Pius Zängerle zur Entwicklung der Kosten: Jetzt müssen wir ins Handeln kommen

Bern/ , 17. März 2022
Pius Zängerle, Direktor curafutura

Führt uns das diskutierte Kostenmonitoring in der OKP in die Irre? Wenn man sich die jüngsten Reaktionen auf den Kostenanstieg von 5,1 % im Jahr 2021 anschaut, ist diese Frage durchaus berechtigt. Die Zahl von 5,1 % scheint einige Kommentatoren in helle Aufregung versetzt zu haben. Als Beobachter darf man sich fragen: Ist das berechtigt oder bloss zur Durchsetzung eigener Interessen?

Sicher ist dabei Angst der falsche Ratgeber. Um handeln zu können, ist eine saubere Analyse gefragt, indem man die Zahlen kontextualisiert. Der Kostenanstieg erfolgt nach mehreren Jahren, in denen die Kosten stabil geblieben sind. Der durchschnittliche Anstieg über zehn Jahre zeigt daher ein genaueres Bild: Es sind +2,5% pro Jahr. Dieser Wert ist keineswegs katastrophal, sondern liegt sogar unter dem Zielwert, den die Expertengruppe des Bundesrates 2017 vorgeschlagen hatte.

Der durchschnittliche Kostenanstieg von 2,5% sollte entsprechend als Kompass dienen. Folgen wir diesem Kompass, geht es nicht mehr darum, sich zu empören, wenn die Kostenentwicklung die 0 % überschreitet. Sondern darum, sich zu fragen, wie man den Kostenanstieg durch konkrete Massnahmen wirksam bremsen kann.

Eine erste Antwort ist die einheitliche Finanzierung von ambulanten und stationären Leistungen, EFAS. Die herausragende Bedeutung dieser Reform ist unter Gesundheitspolitikern unbestritten. Und trotzdem fehlt es an der nötigen Geschwindigkeit bei der Umsetzung. Die Integration der Langzeitpflege könnte die Implementierung von EFAS auf die lange Bank schieben. Zudem scheinen einige Kantone versucht zu sein, EFAS dafür einzusetzen, um die etablierte Rolle der Versicherer bei der Rechnungskontrolle in Frage zu stellen. Wir fordern den Ständerat auf, hier zeitnah eine Entscheidung zugunsten der Versicherten und der Prämienzahler zu treffen.

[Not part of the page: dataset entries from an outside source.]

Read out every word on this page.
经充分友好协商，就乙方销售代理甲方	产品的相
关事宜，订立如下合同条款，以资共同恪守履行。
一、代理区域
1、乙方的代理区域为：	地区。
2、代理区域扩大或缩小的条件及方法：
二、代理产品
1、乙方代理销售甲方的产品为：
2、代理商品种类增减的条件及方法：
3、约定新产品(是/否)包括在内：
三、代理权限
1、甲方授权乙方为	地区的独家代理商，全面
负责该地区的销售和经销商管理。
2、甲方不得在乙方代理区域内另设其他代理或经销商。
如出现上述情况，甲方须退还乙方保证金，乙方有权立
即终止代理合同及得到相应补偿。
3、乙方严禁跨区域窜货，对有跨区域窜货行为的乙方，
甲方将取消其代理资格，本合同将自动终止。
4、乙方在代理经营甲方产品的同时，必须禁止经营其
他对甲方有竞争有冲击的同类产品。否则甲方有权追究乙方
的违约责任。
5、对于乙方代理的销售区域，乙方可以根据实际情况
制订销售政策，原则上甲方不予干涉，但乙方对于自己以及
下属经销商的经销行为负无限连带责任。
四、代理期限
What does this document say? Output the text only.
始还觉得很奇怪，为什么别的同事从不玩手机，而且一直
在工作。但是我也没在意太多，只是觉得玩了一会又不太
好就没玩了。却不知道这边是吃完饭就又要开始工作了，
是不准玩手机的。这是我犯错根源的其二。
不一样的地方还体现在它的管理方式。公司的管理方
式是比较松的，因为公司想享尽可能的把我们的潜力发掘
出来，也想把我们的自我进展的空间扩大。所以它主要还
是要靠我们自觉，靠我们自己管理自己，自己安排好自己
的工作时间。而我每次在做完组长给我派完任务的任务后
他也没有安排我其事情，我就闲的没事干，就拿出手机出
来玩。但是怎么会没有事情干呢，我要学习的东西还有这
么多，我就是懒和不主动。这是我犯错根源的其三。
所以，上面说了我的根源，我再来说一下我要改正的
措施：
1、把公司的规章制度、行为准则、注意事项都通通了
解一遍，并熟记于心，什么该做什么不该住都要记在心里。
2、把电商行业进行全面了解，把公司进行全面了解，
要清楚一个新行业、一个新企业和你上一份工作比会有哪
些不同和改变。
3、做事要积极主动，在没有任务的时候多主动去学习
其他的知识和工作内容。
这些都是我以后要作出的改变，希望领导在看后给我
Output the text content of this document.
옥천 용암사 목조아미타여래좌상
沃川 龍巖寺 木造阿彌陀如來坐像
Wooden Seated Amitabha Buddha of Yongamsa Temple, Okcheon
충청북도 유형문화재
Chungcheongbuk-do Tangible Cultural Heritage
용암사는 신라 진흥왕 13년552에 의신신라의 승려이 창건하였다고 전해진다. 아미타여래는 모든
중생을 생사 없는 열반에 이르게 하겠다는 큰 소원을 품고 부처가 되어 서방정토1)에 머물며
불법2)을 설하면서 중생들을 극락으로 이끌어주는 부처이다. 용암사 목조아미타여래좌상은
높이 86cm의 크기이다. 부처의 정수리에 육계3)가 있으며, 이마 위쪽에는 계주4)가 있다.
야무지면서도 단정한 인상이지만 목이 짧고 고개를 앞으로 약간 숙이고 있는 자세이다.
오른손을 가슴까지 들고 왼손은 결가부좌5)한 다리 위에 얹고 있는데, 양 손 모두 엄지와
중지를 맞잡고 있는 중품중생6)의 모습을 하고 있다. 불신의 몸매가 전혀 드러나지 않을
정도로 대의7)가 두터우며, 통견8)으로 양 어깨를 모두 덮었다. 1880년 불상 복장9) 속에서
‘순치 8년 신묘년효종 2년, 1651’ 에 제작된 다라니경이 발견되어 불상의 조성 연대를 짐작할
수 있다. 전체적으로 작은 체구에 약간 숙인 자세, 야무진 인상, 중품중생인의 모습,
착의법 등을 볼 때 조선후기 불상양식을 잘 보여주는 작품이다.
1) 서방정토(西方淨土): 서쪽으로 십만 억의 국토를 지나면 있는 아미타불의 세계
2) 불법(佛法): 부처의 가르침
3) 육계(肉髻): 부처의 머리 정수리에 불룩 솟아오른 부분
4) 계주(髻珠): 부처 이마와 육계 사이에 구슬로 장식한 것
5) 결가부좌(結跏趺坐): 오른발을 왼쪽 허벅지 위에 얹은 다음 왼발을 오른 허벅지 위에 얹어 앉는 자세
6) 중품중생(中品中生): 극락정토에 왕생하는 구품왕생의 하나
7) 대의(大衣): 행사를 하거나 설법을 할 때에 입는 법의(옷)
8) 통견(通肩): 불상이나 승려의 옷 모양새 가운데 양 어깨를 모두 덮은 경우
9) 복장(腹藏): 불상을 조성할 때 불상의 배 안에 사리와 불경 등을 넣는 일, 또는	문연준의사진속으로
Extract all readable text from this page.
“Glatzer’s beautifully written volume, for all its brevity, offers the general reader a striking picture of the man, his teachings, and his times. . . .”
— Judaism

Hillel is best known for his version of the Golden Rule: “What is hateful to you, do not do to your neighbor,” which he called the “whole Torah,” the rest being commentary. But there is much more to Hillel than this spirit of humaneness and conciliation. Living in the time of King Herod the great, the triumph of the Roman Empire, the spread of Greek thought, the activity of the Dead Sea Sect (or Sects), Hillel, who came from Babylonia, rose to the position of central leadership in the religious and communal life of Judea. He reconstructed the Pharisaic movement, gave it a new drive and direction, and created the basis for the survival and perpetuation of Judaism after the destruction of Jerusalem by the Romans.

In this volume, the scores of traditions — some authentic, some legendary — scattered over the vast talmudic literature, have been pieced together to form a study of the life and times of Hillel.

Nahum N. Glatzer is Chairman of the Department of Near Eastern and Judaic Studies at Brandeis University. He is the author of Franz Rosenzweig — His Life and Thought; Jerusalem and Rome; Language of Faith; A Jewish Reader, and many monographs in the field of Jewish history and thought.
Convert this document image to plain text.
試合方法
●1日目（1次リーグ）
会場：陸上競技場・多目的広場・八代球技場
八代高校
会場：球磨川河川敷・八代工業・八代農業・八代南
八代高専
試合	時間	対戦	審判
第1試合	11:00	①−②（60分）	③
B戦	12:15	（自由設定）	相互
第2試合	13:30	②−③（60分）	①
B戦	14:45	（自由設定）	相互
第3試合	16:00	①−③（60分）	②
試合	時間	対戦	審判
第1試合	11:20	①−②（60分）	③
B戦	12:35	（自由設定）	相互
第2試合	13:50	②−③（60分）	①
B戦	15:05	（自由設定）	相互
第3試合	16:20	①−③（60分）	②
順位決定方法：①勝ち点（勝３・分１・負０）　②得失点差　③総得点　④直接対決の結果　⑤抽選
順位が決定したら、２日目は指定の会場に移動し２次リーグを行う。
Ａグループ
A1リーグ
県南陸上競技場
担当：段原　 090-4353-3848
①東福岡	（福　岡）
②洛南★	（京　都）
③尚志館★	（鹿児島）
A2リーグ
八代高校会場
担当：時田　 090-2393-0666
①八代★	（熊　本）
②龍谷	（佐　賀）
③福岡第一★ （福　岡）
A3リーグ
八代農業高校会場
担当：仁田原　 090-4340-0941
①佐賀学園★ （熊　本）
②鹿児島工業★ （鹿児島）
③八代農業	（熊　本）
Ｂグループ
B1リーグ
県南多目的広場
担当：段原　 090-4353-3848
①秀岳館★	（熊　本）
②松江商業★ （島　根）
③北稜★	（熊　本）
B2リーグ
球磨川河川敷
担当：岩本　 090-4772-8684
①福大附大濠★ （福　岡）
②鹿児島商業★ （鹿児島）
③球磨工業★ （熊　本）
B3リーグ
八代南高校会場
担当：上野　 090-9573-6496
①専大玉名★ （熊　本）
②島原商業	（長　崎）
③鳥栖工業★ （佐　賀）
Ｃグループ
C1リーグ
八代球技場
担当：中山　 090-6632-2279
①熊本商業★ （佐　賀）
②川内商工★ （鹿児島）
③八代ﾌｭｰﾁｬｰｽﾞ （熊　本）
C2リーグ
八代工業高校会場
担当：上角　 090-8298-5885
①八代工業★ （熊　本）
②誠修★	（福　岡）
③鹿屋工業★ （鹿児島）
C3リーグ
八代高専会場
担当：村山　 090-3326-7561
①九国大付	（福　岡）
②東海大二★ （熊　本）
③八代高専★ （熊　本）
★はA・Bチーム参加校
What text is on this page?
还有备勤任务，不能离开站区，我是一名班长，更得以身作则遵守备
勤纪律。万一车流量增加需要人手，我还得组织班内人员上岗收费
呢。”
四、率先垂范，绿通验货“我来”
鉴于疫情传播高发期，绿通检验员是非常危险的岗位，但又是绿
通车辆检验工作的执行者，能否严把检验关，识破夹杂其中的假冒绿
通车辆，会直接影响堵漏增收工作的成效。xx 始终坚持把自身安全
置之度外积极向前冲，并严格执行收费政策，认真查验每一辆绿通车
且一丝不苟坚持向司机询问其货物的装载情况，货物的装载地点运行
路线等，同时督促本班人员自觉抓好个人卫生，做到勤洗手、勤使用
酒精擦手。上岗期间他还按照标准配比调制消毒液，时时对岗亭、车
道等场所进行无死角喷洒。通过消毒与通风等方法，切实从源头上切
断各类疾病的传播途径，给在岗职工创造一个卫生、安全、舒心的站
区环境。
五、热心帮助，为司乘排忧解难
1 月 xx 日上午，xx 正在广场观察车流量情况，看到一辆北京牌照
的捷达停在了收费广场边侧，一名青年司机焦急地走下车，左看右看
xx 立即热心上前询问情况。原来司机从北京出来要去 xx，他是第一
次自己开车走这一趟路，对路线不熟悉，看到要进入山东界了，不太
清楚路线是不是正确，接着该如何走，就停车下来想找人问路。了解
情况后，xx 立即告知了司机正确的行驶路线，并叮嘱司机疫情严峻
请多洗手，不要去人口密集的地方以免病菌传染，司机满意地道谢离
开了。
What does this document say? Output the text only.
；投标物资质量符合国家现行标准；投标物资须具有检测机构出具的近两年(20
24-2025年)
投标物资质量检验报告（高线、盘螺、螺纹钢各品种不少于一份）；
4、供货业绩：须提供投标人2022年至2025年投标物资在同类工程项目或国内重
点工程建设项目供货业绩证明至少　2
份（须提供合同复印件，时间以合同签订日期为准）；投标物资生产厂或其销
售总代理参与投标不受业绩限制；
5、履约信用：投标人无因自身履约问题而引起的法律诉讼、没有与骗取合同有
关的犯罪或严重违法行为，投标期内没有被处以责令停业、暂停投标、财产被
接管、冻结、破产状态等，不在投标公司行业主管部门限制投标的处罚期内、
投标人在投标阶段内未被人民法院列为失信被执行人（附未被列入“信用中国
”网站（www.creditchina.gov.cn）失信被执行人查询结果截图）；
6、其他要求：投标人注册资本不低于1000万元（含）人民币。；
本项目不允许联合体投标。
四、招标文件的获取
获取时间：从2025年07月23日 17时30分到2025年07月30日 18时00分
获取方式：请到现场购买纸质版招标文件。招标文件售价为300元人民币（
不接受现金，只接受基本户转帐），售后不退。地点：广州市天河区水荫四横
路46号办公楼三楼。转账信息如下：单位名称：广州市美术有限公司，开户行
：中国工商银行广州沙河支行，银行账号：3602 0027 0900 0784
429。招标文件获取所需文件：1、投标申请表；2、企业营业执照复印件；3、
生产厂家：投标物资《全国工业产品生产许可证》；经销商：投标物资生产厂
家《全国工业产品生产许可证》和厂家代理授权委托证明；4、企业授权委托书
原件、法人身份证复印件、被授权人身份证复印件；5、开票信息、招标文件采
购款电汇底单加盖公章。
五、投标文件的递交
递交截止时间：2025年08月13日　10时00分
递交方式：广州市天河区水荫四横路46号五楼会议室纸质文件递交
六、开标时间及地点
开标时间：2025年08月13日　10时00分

Die zweite Antwort, um die Effizienz des Gesundheitssystems zu steigern, ist die Inkraftsetzung des neuen Arzttarifs TARDOC. Die endgültige Startversion liegt seit Dezember 2021 auf dem Tisch des Bundesrates. Auch hier stellt sich die gleiche Frage wie bei EFAS: Wann kommt die Umsetzung? In diesem Newsletter geht curafutura-Präsident Josef Dittli auf Fragen ein und zeigt auf, dass die Kostenneutralität mit dem TARDOC gewährleistet ist. Doch ist diese Klärung nur ein Vorspiel für weitere Vorbehalte des EDI? Wir sind überzeugt, dass der Bundesrat in corpore die grossen Verbesserungen, die der TARDOC gegenüber dem TARMED bringt, anerkennen wird. Aus unzähligen Gesprächen bin ich mir sicher: Dem Bundesrat ist die Dringlichkeit der Situation bewusst.

EFAS und TARDOC zeigen, dass wir Werkzeuge in der Hand haben, um den durchschnittlichen Kostenanstieg von +2,5% zu bremsen. Dies sind konkrete Möglichkeiten, die von der Mehrheit der Tarifpartner unterstützt werden.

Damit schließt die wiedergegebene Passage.